Là réside toute la force de ce dialogue : il concerne
des personnes, qui vont parfois interpeller l'institution à
laquelle elles appartiennent.
Mais il ne s'agit pas d'un dialogue officiel entre personnalités
dûment mandatées. Heureusement, car on voit bien que
le dialogue « officiel » catholiques-protestants est
dans une impasse, alors même que des catholiques et des protestants
ont certainement des choses à se dire lorsqu'ils s'engagent
à titre personnel dans un dialogue.
Le dialogue judéo-chrétien devient peu à
peu un vrai dialogue théologique, après avoir été
pendant 50 ans un effort plus ou moins laborieux de connaissance
réciproque et de dépassement des malentendus.
Bien sûr nous savons que ce dialogue ne concerne directement
pour le moment qu'une toute petite minorité juive et chrétienne.
Les artisans de ce dialogue ne sont qu'une poignée d'utopistes.
Et pourtant, en 1947, il était impossible d'imaginer qu'un
pape irait le 13 avril 1986 dans une synagogue où il recevrait
une bénédiction prononcée par un rabbin, ni
que des évêques français diraient le ler octobre
1997, au nom de leur Eglise, une parole de repentance à Drancy
(1).
Lorsqu'on arrive à lever les préjugés, des
choses inattendues et incroyables se passent.

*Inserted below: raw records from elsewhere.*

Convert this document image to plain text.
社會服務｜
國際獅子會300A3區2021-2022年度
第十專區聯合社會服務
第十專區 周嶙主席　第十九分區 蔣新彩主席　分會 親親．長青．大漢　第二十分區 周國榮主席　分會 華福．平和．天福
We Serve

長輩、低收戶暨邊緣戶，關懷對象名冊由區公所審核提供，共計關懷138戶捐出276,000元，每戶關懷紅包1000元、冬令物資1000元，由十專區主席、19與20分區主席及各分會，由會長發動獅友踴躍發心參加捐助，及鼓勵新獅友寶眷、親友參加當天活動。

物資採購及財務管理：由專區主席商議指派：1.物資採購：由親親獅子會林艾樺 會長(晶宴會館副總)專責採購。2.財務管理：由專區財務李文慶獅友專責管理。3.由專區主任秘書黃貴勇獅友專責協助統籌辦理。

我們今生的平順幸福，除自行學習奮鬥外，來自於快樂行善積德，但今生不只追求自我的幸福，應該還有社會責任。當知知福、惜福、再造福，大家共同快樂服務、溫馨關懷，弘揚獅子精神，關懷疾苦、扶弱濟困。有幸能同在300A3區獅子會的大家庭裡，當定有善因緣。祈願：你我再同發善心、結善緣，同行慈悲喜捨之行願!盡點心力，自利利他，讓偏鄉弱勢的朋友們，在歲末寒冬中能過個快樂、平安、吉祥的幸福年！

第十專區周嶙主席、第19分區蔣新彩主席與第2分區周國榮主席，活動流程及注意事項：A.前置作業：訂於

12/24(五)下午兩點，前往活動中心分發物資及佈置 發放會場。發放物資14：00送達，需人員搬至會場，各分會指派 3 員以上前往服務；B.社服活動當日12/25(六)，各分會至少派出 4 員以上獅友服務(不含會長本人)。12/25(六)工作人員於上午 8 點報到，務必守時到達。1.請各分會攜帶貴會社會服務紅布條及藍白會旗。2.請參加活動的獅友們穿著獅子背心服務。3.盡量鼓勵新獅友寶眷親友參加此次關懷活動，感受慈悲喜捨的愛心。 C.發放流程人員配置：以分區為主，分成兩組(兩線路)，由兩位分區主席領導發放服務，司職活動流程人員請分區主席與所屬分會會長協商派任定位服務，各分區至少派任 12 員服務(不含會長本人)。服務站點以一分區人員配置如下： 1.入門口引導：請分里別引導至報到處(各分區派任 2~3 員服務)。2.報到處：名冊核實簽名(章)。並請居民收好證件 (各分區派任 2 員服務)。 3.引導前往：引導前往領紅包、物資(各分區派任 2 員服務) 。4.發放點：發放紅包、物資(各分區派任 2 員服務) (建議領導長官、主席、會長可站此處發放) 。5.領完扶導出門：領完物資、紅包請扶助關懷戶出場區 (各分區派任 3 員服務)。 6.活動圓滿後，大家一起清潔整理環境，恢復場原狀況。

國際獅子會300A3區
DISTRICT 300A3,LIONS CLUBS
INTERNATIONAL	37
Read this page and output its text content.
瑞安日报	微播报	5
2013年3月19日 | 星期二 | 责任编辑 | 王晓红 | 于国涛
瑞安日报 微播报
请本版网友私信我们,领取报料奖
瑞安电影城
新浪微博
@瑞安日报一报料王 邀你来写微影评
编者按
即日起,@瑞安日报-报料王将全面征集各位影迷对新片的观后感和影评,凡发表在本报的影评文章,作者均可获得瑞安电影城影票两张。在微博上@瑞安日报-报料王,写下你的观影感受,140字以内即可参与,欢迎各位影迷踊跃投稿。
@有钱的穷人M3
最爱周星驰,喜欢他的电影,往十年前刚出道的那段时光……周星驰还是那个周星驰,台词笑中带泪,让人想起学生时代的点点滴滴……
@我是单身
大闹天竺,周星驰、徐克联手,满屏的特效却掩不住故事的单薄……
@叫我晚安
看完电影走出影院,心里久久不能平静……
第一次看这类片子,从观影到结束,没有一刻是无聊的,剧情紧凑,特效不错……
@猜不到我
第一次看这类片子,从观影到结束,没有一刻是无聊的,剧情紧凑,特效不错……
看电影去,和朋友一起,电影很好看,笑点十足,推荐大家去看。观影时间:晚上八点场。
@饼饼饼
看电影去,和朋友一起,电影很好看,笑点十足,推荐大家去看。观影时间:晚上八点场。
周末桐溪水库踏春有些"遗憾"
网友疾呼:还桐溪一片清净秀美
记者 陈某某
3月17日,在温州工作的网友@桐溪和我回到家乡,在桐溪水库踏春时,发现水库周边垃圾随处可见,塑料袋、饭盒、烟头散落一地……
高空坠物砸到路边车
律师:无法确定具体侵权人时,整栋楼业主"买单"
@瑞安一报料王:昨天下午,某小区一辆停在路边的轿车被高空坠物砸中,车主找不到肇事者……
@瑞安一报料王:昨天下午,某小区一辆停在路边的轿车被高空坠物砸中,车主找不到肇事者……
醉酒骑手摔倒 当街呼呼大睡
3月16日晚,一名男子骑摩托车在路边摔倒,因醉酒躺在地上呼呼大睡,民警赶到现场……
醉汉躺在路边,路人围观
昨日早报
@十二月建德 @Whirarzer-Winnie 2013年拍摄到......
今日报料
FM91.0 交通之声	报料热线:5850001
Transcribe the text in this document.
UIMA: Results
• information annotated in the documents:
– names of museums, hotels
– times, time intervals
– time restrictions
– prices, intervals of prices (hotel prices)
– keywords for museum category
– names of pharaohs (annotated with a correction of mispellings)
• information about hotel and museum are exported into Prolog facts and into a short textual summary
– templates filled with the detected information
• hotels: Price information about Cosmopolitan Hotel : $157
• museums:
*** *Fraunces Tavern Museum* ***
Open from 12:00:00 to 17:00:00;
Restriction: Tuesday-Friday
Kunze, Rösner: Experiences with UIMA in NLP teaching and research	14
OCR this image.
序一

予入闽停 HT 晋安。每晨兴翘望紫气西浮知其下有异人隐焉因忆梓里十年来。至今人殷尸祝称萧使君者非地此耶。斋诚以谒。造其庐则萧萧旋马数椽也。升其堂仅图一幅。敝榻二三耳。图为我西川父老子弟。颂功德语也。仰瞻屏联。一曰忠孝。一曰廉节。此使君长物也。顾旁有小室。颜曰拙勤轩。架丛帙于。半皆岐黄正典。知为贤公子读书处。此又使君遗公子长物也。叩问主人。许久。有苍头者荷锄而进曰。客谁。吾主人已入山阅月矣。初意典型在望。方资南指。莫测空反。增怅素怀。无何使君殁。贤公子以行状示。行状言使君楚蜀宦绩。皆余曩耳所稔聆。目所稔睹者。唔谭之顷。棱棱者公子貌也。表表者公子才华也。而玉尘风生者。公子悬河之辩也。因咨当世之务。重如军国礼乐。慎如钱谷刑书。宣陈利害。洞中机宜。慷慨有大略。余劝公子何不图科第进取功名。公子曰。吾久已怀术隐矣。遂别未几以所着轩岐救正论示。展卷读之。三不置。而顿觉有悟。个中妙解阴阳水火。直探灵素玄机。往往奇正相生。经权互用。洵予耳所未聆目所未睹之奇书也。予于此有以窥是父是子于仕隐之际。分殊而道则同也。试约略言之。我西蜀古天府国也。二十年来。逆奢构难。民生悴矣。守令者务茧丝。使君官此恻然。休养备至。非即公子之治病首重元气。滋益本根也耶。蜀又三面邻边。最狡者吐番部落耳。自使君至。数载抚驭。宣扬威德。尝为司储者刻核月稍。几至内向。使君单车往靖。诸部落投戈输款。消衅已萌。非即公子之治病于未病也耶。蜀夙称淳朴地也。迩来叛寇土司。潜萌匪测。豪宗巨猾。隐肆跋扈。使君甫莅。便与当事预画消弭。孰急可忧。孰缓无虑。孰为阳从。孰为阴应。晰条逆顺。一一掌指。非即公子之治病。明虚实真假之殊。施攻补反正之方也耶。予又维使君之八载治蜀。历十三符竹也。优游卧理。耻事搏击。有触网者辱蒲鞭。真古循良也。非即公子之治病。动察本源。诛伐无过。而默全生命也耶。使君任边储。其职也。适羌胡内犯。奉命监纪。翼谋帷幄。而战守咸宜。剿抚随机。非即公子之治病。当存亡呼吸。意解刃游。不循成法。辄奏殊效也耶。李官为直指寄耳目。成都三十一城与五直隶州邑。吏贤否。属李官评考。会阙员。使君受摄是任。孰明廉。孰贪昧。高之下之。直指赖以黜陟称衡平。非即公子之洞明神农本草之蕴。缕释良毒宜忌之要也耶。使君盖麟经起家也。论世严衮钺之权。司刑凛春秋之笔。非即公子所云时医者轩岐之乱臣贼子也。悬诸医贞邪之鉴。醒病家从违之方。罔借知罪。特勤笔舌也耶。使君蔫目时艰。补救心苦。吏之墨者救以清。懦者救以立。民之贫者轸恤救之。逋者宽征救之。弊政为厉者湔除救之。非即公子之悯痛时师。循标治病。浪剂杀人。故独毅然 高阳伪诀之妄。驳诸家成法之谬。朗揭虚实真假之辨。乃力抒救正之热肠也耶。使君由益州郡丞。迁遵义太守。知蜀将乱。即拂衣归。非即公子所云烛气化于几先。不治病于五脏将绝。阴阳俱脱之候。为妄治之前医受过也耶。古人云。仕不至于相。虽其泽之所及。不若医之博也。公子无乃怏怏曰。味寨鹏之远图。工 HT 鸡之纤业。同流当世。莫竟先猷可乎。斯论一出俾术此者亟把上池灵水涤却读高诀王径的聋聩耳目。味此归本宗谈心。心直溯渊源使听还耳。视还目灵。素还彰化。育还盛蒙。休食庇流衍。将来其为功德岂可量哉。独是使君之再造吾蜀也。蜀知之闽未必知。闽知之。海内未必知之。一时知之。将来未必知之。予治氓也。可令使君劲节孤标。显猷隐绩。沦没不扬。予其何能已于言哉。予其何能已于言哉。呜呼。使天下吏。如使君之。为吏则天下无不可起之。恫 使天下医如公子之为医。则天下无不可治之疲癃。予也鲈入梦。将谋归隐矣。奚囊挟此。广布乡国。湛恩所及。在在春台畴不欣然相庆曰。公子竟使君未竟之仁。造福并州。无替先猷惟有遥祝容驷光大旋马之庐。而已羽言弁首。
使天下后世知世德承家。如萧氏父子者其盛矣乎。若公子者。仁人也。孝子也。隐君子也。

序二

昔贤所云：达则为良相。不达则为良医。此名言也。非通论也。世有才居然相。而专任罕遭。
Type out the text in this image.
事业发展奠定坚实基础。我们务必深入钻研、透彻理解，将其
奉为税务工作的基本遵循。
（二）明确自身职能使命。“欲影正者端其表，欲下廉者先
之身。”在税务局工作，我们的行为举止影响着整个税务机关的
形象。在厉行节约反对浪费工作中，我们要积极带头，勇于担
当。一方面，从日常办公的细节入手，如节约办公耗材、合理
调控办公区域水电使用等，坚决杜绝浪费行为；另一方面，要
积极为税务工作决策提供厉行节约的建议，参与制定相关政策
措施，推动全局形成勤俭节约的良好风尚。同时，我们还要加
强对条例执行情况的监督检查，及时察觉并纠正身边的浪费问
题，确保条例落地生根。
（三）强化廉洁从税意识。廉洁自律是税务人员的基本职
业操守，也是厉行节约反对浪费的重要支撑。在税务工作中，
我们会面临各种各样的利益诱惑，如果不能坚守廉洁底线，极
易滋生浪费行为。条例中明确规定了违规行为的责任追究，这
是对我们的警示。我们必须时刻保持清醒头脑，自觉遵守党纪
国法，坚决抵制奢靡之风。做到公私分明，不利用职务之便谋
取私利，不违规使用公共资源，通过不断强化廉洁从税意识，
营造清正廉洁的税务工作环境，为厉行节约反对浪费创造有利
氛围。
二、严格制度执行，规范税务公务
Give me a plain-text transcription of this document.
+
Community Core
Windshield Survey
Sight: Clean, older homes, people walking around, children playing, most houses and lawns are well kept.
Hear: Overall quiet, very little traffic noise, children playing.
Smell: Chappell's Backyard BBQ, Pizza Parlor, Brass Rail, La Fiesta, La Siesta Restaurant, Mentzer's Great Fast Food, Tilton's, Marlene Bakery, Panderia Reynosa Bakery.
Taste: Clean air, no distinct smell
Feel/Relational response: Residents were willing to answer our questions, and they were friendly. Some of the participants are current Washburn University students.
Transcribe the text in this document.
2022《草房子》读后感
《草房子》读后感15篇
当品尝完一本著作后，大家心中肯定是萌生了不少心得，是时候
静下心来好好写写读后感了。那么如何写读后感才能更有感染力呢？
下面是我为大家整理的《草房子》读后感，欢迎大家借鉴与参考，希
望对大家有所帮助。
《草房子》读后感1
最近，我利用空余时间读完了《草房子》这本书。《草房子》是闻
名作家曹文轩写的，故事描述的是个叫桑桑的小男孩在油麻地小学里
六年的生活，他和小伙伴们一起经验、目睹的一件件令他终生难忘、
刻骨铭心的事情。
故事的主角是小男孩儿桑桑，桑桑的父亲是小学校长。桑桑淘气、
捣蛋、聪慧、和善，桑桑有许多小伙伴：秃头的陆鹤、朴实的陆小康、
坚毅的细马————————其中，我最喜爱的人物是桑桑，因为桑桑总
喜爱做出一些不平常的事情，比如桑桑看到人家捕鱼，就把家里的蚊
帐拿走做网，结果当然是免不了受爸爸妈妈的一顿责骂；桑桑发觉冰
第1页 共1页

Le dialogue judéo-chrétien
est exigeant parce qu'il nous remet en question, mais il a prouvé
qu'il contient une dynamique capable de réveiller les consciences
et les théologies endormies.
Jean-Michel Perraut
1. Voir de Salomon Malka « Jésus rendu aux siens.
Enquête en Israël sur une énigme de vingt
siècles », AJbin Michel, 1999 De Gérard
Israël « La question chrétienne. Une pensée
juive du christianisme ». Payot. 1999. D'Armand Abécassis
« En vérité je vous le dis. Une lecture
juive des évangiles ». Éditions 1, 1999.